Nel torrido pomeriggio romano del 9 maggio scorso, un tronfio Premier Conte twittava la notizia della liberazione della cooperante italiana Silvia Romano. Sorprendendo – stando ai pettegolezzi – persino un sempre sul pezzo Ministro degli Esteri Luigi Di Maio.
«Una bella notizia, indubbiamente», hanno pensato i più ingenui di noi appena appresa, con il sottoscritto a fare da capofila. Dopo 18 mesi di prigionia in Somalia, Silvia Romano, la nostra connazionale rapita in Kenya dal gruppo terroristico al-Shabaab è stata finalmente liberata, capitalizzando l’intenso lavoro della nostra intelligence e l’attività di coordinamento con altre agenzie internazionali.
Quello che nessuno sospettava è che la notizia si sarebbe presto tramutata in un poco sofisticato test della personalità utile a sondare gli animi della popolazione italiana dopo due mesi esatti di cattività da lockdown. Spoiler: è finita molto male.

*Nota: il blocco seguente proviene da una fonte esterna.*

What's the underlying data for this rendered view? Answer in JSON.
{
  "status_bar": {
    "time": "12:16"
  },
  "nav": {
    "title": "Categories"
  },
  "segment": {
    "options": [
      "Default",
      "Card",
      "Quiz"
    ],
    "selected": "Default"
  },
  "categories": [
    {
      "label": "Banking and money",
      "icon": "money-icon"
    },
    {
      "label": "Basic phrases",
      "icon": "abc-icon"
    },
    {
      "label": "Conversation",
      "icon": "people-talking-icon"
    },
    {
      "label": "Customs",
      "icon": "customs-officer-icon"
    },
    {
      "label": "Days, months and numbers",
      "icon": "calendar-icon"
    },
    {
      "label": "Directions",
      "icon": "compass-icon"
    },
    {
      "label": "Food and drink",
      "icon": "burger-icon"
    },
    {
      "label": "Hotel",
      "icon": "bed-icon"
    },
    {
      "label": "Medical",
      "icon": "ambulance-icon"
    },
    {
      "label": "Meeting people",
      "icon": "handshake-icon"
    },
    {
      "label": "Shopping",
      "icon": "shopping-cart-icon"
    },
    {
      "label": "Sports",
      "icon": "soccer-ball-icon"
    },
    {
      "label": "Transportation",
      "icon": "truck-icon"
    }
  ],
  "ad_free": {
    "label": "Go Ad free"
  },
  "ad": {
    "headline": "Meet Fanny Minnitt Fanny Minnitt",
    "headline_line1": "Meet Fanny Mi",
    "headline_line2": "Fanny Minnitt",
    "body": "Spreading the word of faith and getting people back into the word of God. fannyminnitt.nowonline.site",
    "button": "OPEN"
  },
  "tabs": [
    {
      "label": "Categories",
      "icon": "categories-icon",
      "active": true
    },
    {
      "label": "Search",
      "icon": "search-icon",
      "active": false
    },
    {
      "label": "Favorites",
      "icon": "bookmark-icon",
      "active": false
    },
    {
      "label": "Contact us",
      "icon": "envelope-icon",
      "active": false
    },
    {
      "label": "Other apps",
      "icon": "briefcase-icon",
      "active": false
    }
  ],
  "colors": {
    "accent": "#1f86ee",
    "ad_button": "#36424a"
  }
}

La scintilla che ha dato fuoco alle polveri è stata il fatto che Silvia Romano, dopo aver goduto di un anno e mezzo trascorso in stato di prigionia in almeno sei diverse location difficilmente definibili “da sogno”, ha deciso di convertirsi all’Islam. È bastato vederla scendere le scale dell’aereo che l’ha riportata in Italia con una veste tradizionale per ammainare subito le bandiere pronte all’ennesima sbalconata dell’assurdo periodo che stiamo vivendo. Da censurare anche la scelta stilistica dei principali quotidiani, che hanno deciso di destinare alla notizia della sua conversione una visibilità pari a quella data alla sua liberazione. Si fa addirittura riferimento al “giallo della conversione”, per non lesinare sulla suspence, e si preme a sottolineare il fatto che abbia deciso di farsi chiamare Aisha, come la moglie preferita di Maometto.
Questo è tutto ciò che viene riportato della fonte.